Of course Belmond Le Manoir are in on the show, joining with our partners Garden Organic to raise awareness of the amazing Heritage Seed Collection and our fabulous new Heritage Garden at Belmond Le Manoir aux Quat’Saisons.  


Plan of the Heritage Garden at Belmond Le Manoir aux Quat'Saisons


Raymond Blanc has no sooner arrived than he is enthralling a group of London school children with tales of ‘Henri le Worm’ and his subterranean adventures. He tells them that they must save the planet since he is getting on a bit and has a hotel to run!  He is so involved with his new superhero friends that he fails to notice that Their Royal Highnesses the Prince of Wales and the Duchess of Cornwall have stopped by to say hello. I give him a gentle nudge just in case he misses the opportunity to tell them about our Heritage Garden and he reluctantly excuses himself.

Raymond Blanc OBE enthuses about soil with London School Children


Prince Charles is the Patron of Garden Organic and RB is the Vice President of the charity.  Both are powerful and passionate advocates for sustainable, organic practices and for conservation.  They both have wonderful gardens, Highgrove and Belmond Le Manoir aux Quat’Saisons respectively, which are beacons for organic growers at home and abroad. The Prince and Duchess are relaxed and jovial and so not too alarmed when RB produces a bright yellow ‘Delicata’ squash, a heritage variety from the Belmond Le Manoir kitchen garden, and suggests they have it in ravioli for supper.  If it was their kebab night they didn’t let on and accepted it whole heartedly.

Raymond Blanc OBE enthuses about 'Delicata' squash to HRH The Duchess of Cornwall.
HRH The Prince of Wales and Garden Organic CEO James Campbell can be seen in the background


Talking of kebabs, have you ever noticed young tomato plants growing from cracks in the pavement close to kebab shops?  If not keep an eye out this summer. The EGS guest speaker, botanist James Wong, has spotted them and he says they grow from seeds that germinate after falling to the ground in the salad of greasy, late night doners.
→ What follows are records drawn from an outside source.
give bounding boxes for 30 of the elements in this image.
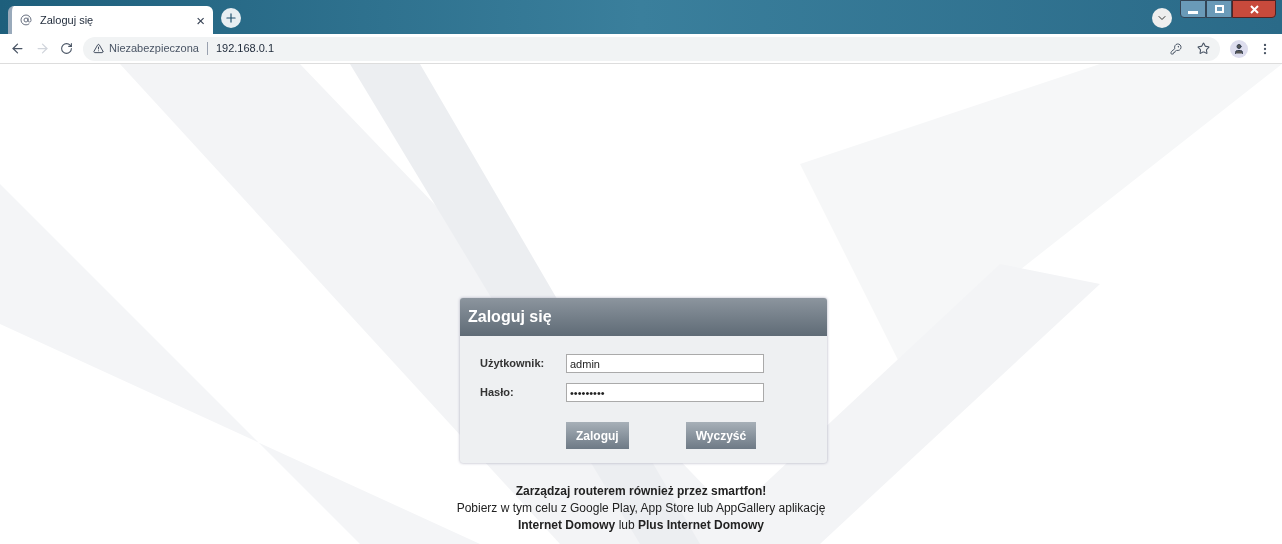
- minimize-button[interactable]: [1180, 0, 1206, 18]
- url-text: 192.168.0.1: [215, 41, 275, 57]
- maximize-icon: [1214, 5, 1224, 13]
- promo-heading: Zarządzaj routerem również przez smartfon!: [515, 483, 767, 500]
- page-icon: [20, 14, 32, 26]
- back-icon[interactable]: [10, 41, 25, 56]
- new-tab-button[interactable]: [221, 8, 241, 28]
- close-tab-button[interactable]: ×: [196, 12, 205, 28]
- warning-icon: [93, 43, 104, 54]
- minimize-icon: [1188, 10, 1198, 14]
- field-label: Hasło:: [480, 385, 515, 401]
- plus-icon: [224, 11, 238, 25]
- reload-icon[interactable]: [60, 42, 73, 55]
- browser-tab[interactable]: Zaloguj się ×: [8, 6, 213, 34]
- avatar-icon[interactable]: [1230, 39, 1248, 58]
- field-label: Użytkownik:: [480, 356, 546, 372]
- close-icon: [1249, 4, 1259, 14]
- promo-apps: Internet Domowy lub Plus Internet Domowy: [517, 517, 764, 534]
- star-icon[interactable]: [1197, 42, 1210, 55]
- security-label: Niezabezpieczona: [109, 41, 199, 57]
- promo-text: Pobierz w tym celu z Google Play, App Store lub AppGallery aplikację: [456, 500, 826, 517]
- input-field[interactable]: •••••••••: [566, 383, 764, 402]
- address-bar[interactable]: Niezabezpieczona 192.168.0.1: [83, 36, 1220, 61]
- key-icon[interactable]: [1170, 42, 1182, 55]
- panel-title: Zaloguj się: [468, 307, 552, 327]
- tab-title: Zaloguj się: [40, 12, 95, 28]
- close-window-button[interactable]: [1232, 0, 1276, 18]
- input-field[interactable]: admin: [566, 354, 764, 373]
- maximize-button[interactable]: [1206, 0, 1232, 18]
- profile-menu-button[interactable]: [1152, 8, 1172, 28]
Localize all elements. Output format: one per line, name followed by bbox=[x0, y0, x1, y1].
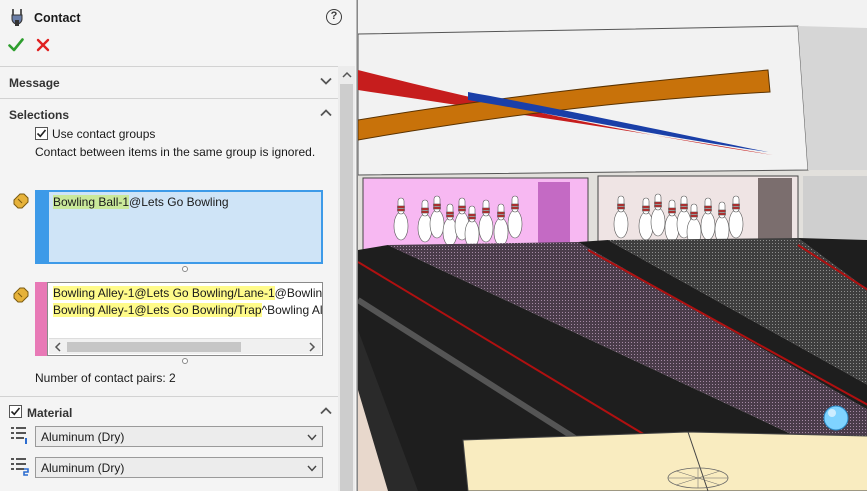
material-list-1-icon bbox=[11, 427, 27, 444]
group1-selection-box[interactable]: Bowling Ball-1@Lets Go Bowling bbox=[47, 190, 323, 264]
group1-color-strip bbox=[35, 190, 47, 264]
material-list-2-icon bbox=[11, 458, 29, 476]
help-icon[interactable]: ? bbox=[326, 9, 342, 25]
chevron-down-icon bbox=[307, 434, 317, 441]
property-manager-panel: Contact ? Message Selections Use contact… bbox=[0, 0, 357, 491]
group2-horizontal-scrollbar[interactable] bbox=[49, 338, 321, 354]
checkmark-icon bbox=[10, 407, 21, 416]
chevron-down-icon bbox=[307, 465, 317, 472]
contact-groups-note: Contact between items in the same group … bbox=[35, 145, 316, 159]
selections-group-header[interactable]: Selections bbox=[0, 98, 338, 128]
ok-checkmark-icon[interactable] bbox=[8, 37, 24, 53]
bowling-alley-model[interactable] bbox=[358, 0, 867, 491]
material-group-header[interactable]: Material bbox=[0, 396, 338, 426]
chevron-down-icon[interactable] bbox=[320, 77, 332, 85]
panel-header: Contact ? bbox=[0, 0, 356, 62]
panel-vertical-scrollbar[interactable] bbox=[338, 66, 355, 491]
message-group-title: Message bbox=[9, 76, 60, 90]
chevron-up-icon[interactable] bbox=[320, 109, 332, 117]
group2-color-strip bbox=[35, 282, 47, 356]
scroll-left-arrow-icon[interactable] bbox=[54, 342, 62, 352]
list-item[interactable]: Bowling Alley-1@Lets Go Bowling/Lane-1@B… bbox=[53, 286, 322, 300]
selections-group-title: Selections bbox=[9, 108, 70, 122]
group2-selection-box[interactable]: Bowling Alley-1@Lets Go Bowling/Lane-1@B… bbox=[47, 282, 323, 356]
use-contact-groups-checkbox[interactable] bbox=[35, 127, 48, 140]
message-group-header[interactable]: Message bbox=[0, 66, 338, 96]
panel-title: Contact bbox=[34, 11, 81, 25]
use-contact-groups-label: Use contact groups bbox=[52, 127, 156, 141]
component-selection-icon bbox=[13, 193, 29, 209]
contact-pairs-count: Number of contact pairs: 2 bbox=[35, 371, 176, 385]
material-1-value: Aluminum (Dry) bbox=[41, 430, 125, 444]
bowling-ball[interactable] bbox=[823, 405, 849, 431]
chevron-up-icon[interactable] bbox=[320, 407, 332, 415]
group1-resize-handle[interactable] bbox=[182, 266, 188, 272]
material-checkbox[interactable] bbox=[9, 405, 22, 418]
cancel-x-icon[interactable] bbox=[36, 38, 50, 52]
material-1-dropdown[interactable]: Aluminum (Dry) bbox=[35, 426, 323, 447]
contact-feature-icon bbox=[11, 9, 23, 26]
list-item[interactable]: Bowling Ball-1@Lets Go Bowling bbox=[53, 195, 229, 209]
list-item[interactable]: Bowling Alley-1@Lets Go Bowling/Trap^Bow… bbox=[53, 303, 322, 317]
group2-resize-handle[interactable] bbox=[182, 358, 188, 364]
material-group-title: Material bbox=[27, 406, 73, 420]
scroll-right-arrow-icon[interactable] bbox=[308, 342, 316, 352]
checkmark-icon bbox=[36, 129, 47, 138]
scrollbar-thumb[interactable] bbox=[340, 84, 353, 491]
material-2-dropdown[interactable]: Aluminum (Dry) bbox=[35, 457, 323, 478]
component-selection-icon bbox=[13, 287, 29, 303]
hscroll-thumb[interactable] bbox=[67, 342, 241, 352]
material-2-value: Aluminum (Dry) bbox=[41, 461, 125, 475]
scroll-up-arrow-icon[interactable] bbox=[342, 70, 352, 80]
graphics-viewport[interactable] bbox=[357, 0, 867, 491]
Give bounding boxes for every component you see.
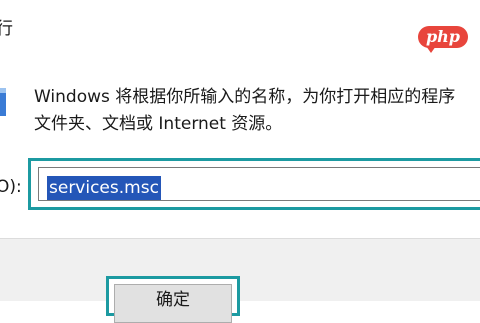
dialog-footer	[0, 238, 480, 301]
open-label: O):	[0, 177, 22, 197]
run-description: Windows 将根据你所输入的名称，为你打开相应的程序 文件夹、文档或 Int…	[34, 84, 480, 138]
title-bar: 行 php	[0, 0, 480, 54]
description-line-2: 文件夹、文档或 Internet 资源。	[34, 114, 283, 134]
window-title: 行	[0, 19, 13, 39]
ok-button[interactable]: 确定	[114, 284, 232, 323]
ok-button-focus[interactable]: 确定	[106, 276, 240, 323]
open-input-value[interactable]: services.msc	[47, 176, 161, 200]
php-watermark-logo: php	[418, 26, 468, 53]
open-input-box[interactable]: services.msc	[38, 167, 480, 201]
description-line-1: Windows 将根据你所输入的名称，为你打开相应的程序	[34, 87, 456, 107]
run-icon	[0, 88, 6, 116]
open-input-field[interactable]: services.msc	[28, 158, 480, 210]
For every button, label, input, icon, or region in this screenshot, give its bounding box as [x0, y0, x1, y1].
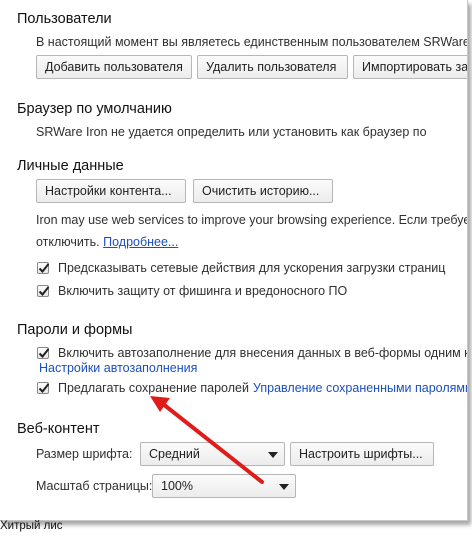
personal-data-section-title: Личные данные: [17, 158, 124, 174]
web-services-text: Iron may use web services to improve you…: [36, 213, 468, 227]
default-browser-section-title: Браузер по умолчанию: [17, 101, 172, 117]
dropdown-arrow-icon: [279, 484, 289, 490]
users-section-title: Пользователи: [17, 11, 112, 27]
passwords-forms-section-title: Пароли и формы: [17, 322, 133, 338]
checkmark-icon: [38, 263, 50, 273]
disable-text-row: отключить. Подробнее...: [36, 235, 178, 249]
font-size-value: Средний: [149, 447, 200, 461]
font-size-select[interactable]: Средний: [140, 442, 285, 466]
more-link[interactable]: Подробнее...: [103, 235, 178, 249]
web-content-section-title: Веб-контент: [17, 421, 100, 437]
add-user-button[interactable]: Добавить пользователя: [36, 55, 192, 79]
delete-user-button[interactable]: Удалить пользователя: [197, 55, 348, 79]
save-passwords-checkbox[interactable]: [37, 382, 50, 394]
disable-text: отключить.: [36, 235, 100, 249]
autofill-label: Включить автозаполнение для внесения дан…: [58, 346, 468, 360]
checkmark-icon: [38, 286, 50, 296]
users-description: В настоящий момент вы являетесь единстве…: [36, 35, 468, 49]
save-passwords-label: Предлагать сохранение паролей: [58, 381, 249, 395]
page-zoom-select[interactable]: 100%: [152, 474, 296, 498]
page-zoom-label: Масштаб страницы:: [36, 479, 153, 493]
clear-history-button[interactable]: Очистить историю...: [193, 179, 333, 203]
watermark-text: Хитрый лис: [0, 520, 63, 532]
settings-panel: Пользователи В настоящий момент вы являе…: [0, 0, 468, 521]
phishing-checkbox[interactable]: [37, 285, 50, 297]
checkmark-icon: [38, 348, 50, 358]
content-settings-button[interactable]: Настройки контента...: [36, 179, 186, 203]
checkmark-icon: [38, 383, 50, 393]
customize-fonts-button[interactable]: Настроить шрифты...: [290, 442, 434, 466]
default-browser-description: SRWare Iron не удается определить или ус…: [36, 125, 427, 139]
predict-checkbox[interactable]: [37, 262, 50, 274]
page-zoom-value: 100%: [161, 479, 193, 493]
autofill-checkbox[interactable]: [37, 347, 50, 359]
autofill-settings-link[interactable]: Настройки автозаполнения: [39, 361, 197, 375]
import-button[interactable]: Импортировать за: [353, 55, 467, 79]
phishing-label: Включить защиту от фишинга и вредоносног…: [58, 284, 348, 298]
predict-label: Предсказывать сетевые действия для ускор…: [58, 261, 446, 275]
dropdown-arrow-icon: [268, 452, 278, 458]
manage-passwords-link[interactable]: Управление сохраненными паролями: [253, 381, 467, 395]
font-size-label: Размер шрифта:: [36, 447, 133, 461]
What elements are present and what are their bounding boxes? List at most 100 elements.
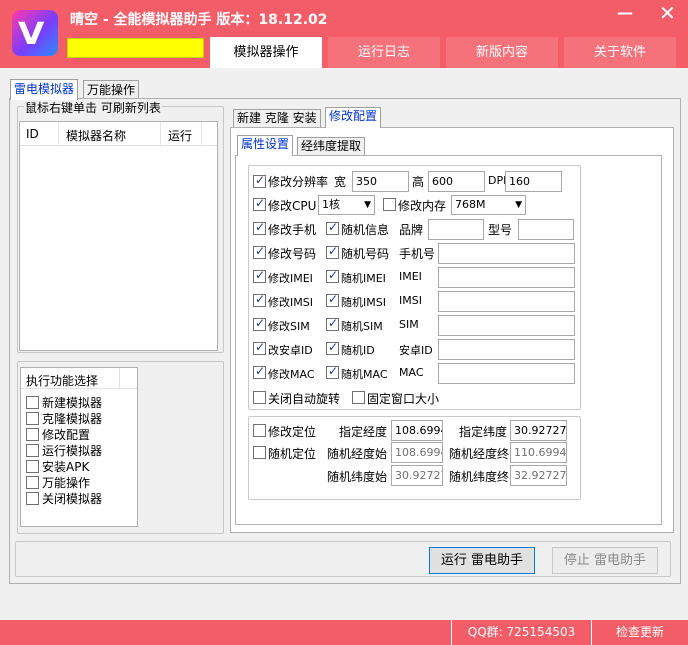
- checkbox-close-emulator[interactable]: [26, 492, 39, 505]
- column-header-run[interactable]: 运行: [168, 127, 192, 144]
- label-phone-number: 手机号: [399, 247, 436, 261]
- emulator-list[interactable]: ID 模拟器名称 运行: [19, 121, 218, 351]
- tab-leidian-emulator[interactable]: 雷电模拟器: [10, 79, 79, 100]
- checkbox-modify-android-id[interactable]: [253, 340, 266, 355]
- checkbox-random-sim[interactable]: [326, 316, 339, 331]
- label-specify-latitude: 指定纬度: [459, 425, 508, 439]
- label-random-lat-start: 随机纬度始: [327, 470, 388, 484]
- tab-property-settings[interactable]: 属性设置: [237, 135, 294, 156]
- label-imsi: IMSI: [399, 294, 422, 307]
- dpi-input[interactable]: 160: [505, 171, 562, 192]
- label-modify-config: 修改配置: [42, 428, 91, 442]
- random-lng-end-input[interactable]: 110.69945: [510, 442, 567, 463]
- qq-group-link[interactable]: QQ群: 725154503: [451, 620, 591, 645]
- checkbox-random-mac[interactable]: [326, 364, 339, 379]
- label-width: 宽: [334, 175, 347, 189]
- label-random-number: 随机号码: [341, 247, 390, 261]
- label-modify-resolution: 修改分辨率: [268, 175, 329, 189]
- checkbox-random-id[interactable]: [326, 340, 339, 355]
- label-install-apk: 安装APK: [42, 460, 90, 474]
- label-model: 型号: [488, 223, 513, 237]
- close-icon[interactable]: ✕: [659, 1, 676, 25]
- memory-select[interactable]: 768M ▼: [451, 195, 526, 215]
- model-input[interactable]: [518, 219, 574, 240]
- imei-input[interactable]: [438, 267, 575, 288]
- height-input[interactable]: 600: [428, 171, 485, 192]
- checkbox-random-info[interactable]: [326, 220, 339, 235]
- checkbox-disable-auto-rotate[interactable]: [253, 391, 266, 404]
- checkbox-clone-emulator[interactable]: [26, 412, 39, 425]
- checkbox-modify-imei[interactable]: [253, 268, 266, 283]
- random-lng-start-input[interactable]: 108.6994: [391, 442, 443, 463]
- column-header-id[interactable]: ID: [26, 127, 39, 141]
- label-sim: SIM: [399, 318, 419, 331]
- mac-input[interactable]: [438, 363, 575, 384]
- tab-modify-config[interactable]: 修改配置: [325, 107, 382, 128]
- width-input[interactable]: 350: [352, 171, 409, 192]
- label-random-imei: 随机IMEI: [341, 272, 386, 285]
- run-helper-button[interactable]: 运行 雷电助手: [429, 547, 535, 574]
- column-header-name[interactable]: 模拟器名称: [66, 127, 126, 144]
- label-android-id: 安卓ID: [399, 344, 433, 357]
- label-clone-emulator: 克隆模拟器: [42, 412, 103, 426]
- tab-universal-ops[interactable]: 万能操作: [83, 80, 140, 100]
- checkbox-modify-number[interactable]: [253, 244, 266, 259]
- checkbox-random-imsi[interactable]: [326, 292, 339, 307]
- app-logo-letter: V: [18, 16, 45, 52]
- checkbox-random-imei[interactable]: [326, 268, 339, 283]
- label-random-lng-end: 随机经度终: [449, 447, 510, 461]
- check-update-link[interactable]: 检查更新: [591, 620, 688, 645]
- imsi-input[interactable]: [438, 291, 575, 312]
- brand-input[interactable]: [428, 219, 484, 240]
- random-lat-start-input[interactable]: 30.92727: [391, 465, 443, 486]
- title-bar: V 晴空 - 全能模拟器助手 版本：18.12.02 — ✕ 模拟器操作 运行日…: [0, 0, 688, 68]
- tab-emulator-ops[interactable]: 模拟器操作: [210, 37, 322, 68]
- checkbox-modify-config[interactable]: [26, 428, 39, 441]
- checkbox-run-emulator[interactable]: [26, 444, 39, 457]
- stop-helper-button[interactable]: 停止 雷电助手: [552, 547, 658, 574]
- label-modify-imsi: 修改IMSI: [268, 296, 313, 309]
- tab-run-log[interactable]: 运行日志: [328, 37, 440, 68]
- checkbox-modify-location[interactable]: [253, 424, 266, 437]
- checkbox-random-number[interactable]: [326, 244, 339, 259]
- label-brand: 品牌: [399, 223, 424, 237]
- notice-bar: [67, 38, 204, 58]
- label-modify-imei: 修改IMEI: [268, 272, 313, 285]
- app-logo-icon: V: [12, 10, 58, 56]
- label-fixed-window-size: 固定窗口大小: [367, 392, 440, 406]
- memory-select-value: 768M: [455, 198, 486, 211]
- cpu-select[interactable]: 1核 ▼: [318, 195, 375, 215]
- tab-about[interactable]: 关于软件: [564, 37, 676, 68]
- label-height: 高: [412, 175, 425, 189]
- label-random-id: 随机ID: [341, 344, 375, 357]
- phone-number-input[interactable]: [438, 243, 575, 264]
- checkbox-new-emulator[interactable]: [26, 396, 39, 409]
- label-run-emulator: 运行模拟器: [42, 444, 103, 458]
- status-bar: QQ群: 725154503 检查更新: [0, 620, 688, 645]
- checkbox-install-apk[interactable]: [26, 460, 39, 473]
- checkbox-modify-memory[interactable]: [383, 198, 396, 211]
- android-id-input[interactable]: [438, 339, 575, 360]
- label-random-lat-end: 随机纬度终: [449, 470, 510, 484]
- label-dpi: DPI: [488, 174, 507, 187]
- tab-whats-new[interactable]: 新版内容: [446, 37, 558, 68]
- checkbox-universal-ops[interactable]: [26, 476, 39, 489]
- checkbox-modify-sim[interactable]: [253, 316, 266, 331]
- cpu-select-value: 1核: [322, 198, 340, 211]
- checkbox-modify-resolution[interactable]: [253, 173, 266, 188]
- label-disable-auto-rotate: 关闭自动旋转: [268, 392, 341, 406]
- tab-new-clone-install[interactable]: 新建 克隆 安装: [233, 109, 321, 128]
- sim-input[interactable]: [438, 315, 575, 336]
- checkbox-modify-mac[interactable]: [253, 364, 266, 379]
- random-lat-end-input[interactable]: 32.92727: [510, 465, 567, 486]
- checkbox-modify-cpu[interactable]: [253, 196, 266, 211]
- longitude-input[interactable]: 108.6994: [391, 420, 443, 441]
- checkbox-random-location[interactable]: [253, 446, 266, 459]
- checkbox-modify-phone[interactable]: [253, 220, 266, 235]
- checkbox-fixed-window-size[interactable]: [352, 391, 365, 404]
- tab-latlng-extract[interactable]: 经纬度提取: [297, 137, 366, 156]
- checkbox-modify-imsi[interactable]: [253, 292, 266, 307]
- chevron-down-icon: ▼: [364, 200, 371, 210]
- latitude-input[interactable]: 30.92727: [510, 420, 567, 441]
- minimize-icon[interactable]: —: [617, 3, 633, 22]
Isn’t it funny how nature insinuates its way into the urban environment? More and more, especially in our larger cities, people are inviting plants in, making room for urban allotments, edible schoolyards, guerrilla gardens and green roofs. Garden Organic recently ran an exciting project called 'Sowing New Seeds', designed to find new varieties of exotic and interesting vegetables introduced to UK allotments and community gardens by recent immigrants. We will be welcoming one of these new arrivals, an Amaranth called ‘Tower Hamlets’, into our Heritage Garden this year.  It is a relative of beetroot and spinach and is grown for its edible seeds and leaves.  The seeds are especially interesting since they are gluten free and high in protein, making them a tasty substitute for couscous and a nutritious addition to salads, soups, curries and stews.  In Latin America they are toasted and combined with honey or chocolate to make a sweet snack. Yum.

RB's vividly coloured squash made for some great press photos in the hands of the amused Duchess of Cornwall but it also represented that connection between all gardeners, the calling to love, grow and conserve the fantastical bounty that nature gifts to all of us.  Furthermore it symbolises that complex simplicity involved in producing food: the unfathomable wonder of nature’s scheme and the simple process of cause and effect that is planting a seed, nurturing it and reaping the rewards.